The next 25 years will contain remarkable progress in the understanding and management of SLE. Identification of susceptibility genes and their contribution to disease pathways will provide insight into the understanding of environmental triggers. Assessment of individual genetic "portfolios" with gene array technology, combined with advances in knowledge about exogenous stimuli, will facilitate prevention of SLE. New markers of immune activation and deviation will enable early therapeutic intervention. Biotechnology will provide more effective means of immunomodulation, perhaps through antigen-specific tolerance induction, selective deletion of activated immune cells, or interruption of inflammatory cascades. Glucocorticoid use will decline and alkylating agents will no longer be part of the therapeutic armamentarium. Early, effective interventions will reduce comorbidities, which will be attenuated further by aggressive management of the causes of morbidity.
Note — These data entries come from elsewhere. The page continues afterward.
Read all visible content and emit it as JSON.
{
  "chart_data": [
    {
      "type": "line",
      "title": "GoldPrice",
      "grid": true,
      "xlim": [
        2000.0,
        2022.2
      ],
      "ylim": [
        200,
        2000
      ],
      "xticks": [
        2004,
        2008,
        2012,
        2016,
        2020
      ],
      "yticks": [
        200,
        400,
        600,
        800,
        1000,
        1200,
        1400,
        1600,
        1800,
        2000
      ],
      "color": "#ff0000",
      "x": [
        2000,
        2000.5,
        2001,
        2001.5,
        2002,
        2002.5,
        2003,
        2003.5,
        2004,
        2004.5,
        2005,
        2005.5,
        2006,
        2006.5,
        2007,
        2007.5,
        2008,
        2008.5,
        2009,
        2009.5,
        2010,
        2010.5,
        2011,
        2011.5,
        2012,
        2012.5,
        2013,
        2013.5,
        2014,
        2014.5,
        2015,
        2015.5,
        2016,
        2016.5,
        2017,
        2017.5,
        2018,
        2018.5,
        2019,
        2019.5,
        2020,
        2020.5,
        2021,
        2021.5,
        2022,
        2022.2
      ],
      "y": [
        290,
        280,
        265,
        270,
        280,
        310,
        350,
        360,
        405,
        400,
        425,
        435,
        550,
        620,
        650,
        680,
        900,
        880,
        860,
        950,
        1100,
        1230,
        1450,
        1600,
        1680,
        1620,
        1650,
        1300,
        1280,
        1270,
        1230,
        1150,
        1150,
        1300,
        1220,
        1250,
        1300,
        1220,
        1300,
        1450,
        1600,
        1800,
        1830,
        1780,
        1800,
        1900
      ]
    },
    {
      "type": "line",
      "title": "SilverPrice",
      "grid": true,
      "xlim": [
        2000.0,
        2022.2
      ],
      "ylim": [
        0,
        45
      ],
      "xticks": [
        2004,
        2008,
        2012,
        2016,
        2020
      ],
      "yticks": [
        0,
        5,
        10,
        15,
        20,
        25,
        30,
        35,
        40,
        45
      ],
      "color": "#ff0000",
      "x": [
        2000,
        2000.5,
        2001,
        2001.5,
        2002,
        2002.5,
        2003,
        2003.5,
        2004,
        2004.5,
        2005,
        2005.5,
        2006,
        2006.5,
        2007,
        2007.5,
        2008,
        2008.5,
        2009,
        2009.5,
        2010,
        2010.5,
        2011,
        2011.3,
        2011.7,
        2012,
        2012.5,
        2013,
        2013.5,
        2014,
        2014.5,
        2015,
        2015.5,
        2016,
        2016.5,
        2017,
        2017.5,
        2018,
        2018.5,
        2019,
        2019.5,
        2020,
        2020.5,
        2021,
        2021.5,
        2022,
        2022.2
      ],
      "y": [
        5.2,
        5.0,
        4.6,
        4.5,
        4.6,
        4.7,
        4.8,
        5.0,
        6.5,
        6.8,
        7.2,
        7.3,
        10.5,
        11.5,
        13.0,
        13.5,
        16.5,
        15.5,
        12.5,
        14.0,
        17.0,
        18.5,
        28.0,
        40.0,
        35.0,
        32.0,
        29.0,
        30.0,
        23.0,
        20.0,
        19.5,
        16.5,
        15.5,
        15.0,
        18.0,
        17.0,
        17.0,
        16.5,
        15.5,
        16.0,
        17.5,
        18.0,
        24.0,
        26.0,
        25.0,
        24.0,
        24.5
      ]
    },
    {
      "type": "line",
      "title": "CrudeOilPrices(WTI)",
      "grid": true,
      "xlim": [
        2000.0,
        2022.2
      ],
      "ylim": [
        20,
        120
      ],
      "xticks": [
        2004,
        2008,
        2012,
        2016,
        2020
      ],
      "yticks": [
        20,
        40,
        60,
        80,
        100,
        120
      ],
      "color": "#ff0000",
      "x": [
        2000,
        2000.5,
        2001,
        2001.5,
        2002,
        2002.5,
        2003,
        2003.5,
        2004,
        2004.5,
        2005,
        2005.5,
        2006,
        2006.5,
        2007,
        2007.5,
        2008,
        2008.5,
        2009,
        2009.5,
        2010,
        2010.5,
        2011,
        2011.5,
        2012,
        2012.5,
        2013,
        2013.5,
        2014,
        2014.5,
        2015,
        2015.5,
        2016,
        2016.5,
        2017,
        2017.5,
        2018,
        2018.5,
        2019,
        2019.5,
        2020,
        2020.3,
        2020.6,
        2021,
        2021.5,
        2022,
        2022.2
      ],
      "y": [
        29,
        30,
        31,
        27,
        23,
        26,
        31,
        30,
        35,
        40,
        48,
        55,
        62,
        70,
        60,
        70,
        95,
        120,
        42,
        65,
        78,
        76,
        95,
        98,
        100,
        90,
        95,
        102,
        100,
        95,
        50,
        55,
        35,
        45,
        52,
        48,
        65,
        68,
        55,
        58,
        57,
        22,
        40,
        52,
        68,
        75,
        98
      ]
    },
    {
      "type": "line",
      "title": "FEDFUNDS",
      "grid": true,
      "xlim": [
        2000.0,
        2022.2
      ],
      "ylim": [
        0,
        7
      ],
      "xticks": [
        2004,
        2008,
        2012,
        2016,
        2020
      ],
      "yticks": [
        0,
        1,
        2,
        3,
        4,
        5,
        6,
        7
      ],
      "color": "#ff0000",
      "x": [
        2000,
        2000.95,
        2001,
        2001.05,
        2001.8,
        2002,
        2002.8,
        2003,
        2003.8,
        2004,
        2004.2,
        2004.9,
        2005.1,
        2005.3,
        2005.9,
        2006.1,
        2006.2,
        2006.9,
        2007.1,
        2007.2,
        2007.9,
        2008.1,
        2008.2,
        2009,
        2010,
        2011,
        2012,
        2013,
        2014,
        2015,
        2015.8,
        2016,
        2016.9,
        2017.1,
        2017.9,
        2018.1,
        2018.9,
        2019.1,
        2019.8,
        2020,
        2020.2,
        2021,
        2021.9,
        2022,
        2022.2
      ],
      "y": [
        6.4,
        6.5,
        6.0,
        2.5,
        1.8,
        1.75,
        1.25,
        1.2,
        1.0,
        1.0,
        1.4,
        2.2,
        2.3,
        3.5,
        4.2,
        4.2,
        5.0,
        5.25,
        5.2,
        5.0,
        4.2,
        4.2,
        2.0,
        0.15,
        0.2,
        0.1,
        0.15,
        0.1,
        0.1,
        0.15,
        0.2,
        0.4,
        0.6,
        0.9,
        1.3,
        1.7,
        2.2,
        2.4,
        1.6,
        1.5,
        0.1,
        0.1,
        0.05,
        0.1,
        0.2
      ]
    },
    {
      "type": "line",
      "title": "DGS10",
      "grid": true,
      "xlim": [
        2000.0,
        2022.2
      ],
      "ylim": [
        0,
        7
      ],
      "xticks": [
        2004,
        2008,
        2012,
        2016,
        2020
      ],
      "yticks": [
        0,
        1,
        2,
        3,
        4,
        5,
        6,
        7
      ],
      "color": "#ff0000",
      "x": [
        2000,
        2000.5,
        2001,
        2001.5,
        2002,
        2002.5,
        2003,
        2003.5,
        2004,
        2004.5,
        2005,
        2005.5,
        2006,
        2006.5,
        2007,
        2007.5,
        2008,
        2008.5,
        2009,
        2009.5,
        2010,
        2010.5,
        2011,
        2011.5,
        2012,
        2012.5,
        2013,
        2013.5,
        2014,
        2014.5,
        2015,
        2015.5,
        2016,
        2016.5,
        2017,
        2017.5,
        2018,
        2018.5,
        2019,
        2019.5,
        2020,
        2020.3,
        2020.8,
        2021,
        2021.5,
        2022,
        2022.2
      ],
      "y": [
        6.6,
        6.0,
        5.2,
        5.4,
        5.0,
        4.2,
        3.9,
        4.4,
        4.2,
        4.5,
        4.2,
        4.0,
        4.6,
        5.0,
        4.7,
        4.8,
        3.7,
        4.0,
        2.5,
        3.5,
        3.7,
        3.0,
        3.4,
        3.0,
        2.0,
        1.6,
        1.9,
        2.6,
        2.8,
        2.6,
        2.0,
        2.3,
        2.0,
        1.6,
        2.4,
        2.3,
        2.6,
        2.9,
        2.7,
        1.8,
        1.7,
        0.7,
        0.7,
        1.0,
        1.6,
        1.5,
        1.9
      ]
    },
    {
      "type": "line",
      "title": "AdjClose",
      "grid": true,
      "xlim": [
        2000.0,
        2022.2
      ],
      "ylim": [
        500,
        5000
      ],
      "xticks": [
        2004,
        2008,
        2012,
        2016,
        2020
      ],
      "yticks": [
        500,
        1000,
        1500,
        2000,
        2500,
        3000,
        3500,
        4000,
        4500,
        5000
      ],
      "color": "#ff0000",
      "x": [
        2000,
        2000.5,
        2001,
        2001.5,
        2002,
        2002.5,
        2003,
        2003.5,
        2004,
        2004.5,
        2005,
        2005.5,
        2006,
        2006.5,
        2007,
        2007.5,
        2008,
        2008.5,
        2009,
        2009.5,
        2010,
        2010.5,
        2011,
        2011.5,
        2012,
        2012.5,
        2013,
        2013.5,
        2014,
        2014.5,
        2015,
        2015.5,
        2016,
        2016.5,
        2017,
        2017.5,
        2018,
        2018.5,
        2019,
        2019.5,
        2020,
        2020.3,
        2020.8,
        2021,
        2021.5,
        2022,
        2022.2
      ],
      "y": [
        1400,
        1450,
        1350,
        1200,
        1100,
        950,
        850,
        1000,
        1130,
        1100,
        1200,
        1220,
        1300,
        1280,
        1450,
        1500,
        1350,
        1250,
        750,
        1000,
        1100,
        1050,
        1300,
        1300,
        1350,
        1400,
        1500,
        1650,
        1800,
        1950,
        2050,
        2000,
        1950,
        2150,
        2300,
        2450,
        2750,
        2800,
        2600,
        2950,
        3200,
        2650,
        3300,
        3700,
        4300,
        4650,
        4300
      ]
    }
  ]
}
Gene therapy for such a complex genetic disease will be used first for drug delivery, not germ line modification. Discoveries in one autoimmune disease will have lessons and applications for other diseases. More targeted therapies will replace broad, nonspecific immunosuppression for most treatment.

References
1.
Alarcôn GS, Friedman AW, Straaton KV.  et al.  Systemic lupus erythematosus in three ethnic groups, III: a comparison of characteristics early in the natural history of the LUMINA cohort.  Lupus.1999;8:197-209.
2.
Uramoto KM, Michet Jr CJ, Thumboo J.  et al.  Trends in the incidence and mortality of systemic lupus erythematosus, 1950-1992.  Arthritis Rheum.1999;42:46-50.
3.
Urowitz MB, Gladman DD, Abu-Shakra M, Farewell VT. Mortality studies in systemic lupus erythematosus.  J Rheumatol.1997;24:1061-1065.
4.
Kimberly RP. Genetics of human lupus. In: Theofilopoulos AN, ed. Genes and Genetics of Autoimmunity. Basel, Switzerland: Karger; 1999:99-120.
5.
Gaffney PM, Ortmann WA, Selby SA.  et al.  Genome screening in human systemic lupus erythematosus: results from a second Minnesota cohort and combined analyses of 187 sib-pair families.  Am J Hum Genet.2000;66:547-556.
6.
Gray-McGuire C, Moser KL, Gaffney PM.  et al.  Genome scan of human systemic lupus erythematosus by regression modeling: evidence of linkage and epistasis at 4p16-15.2.  Am J Hum Genet.2000;67:1460-1469.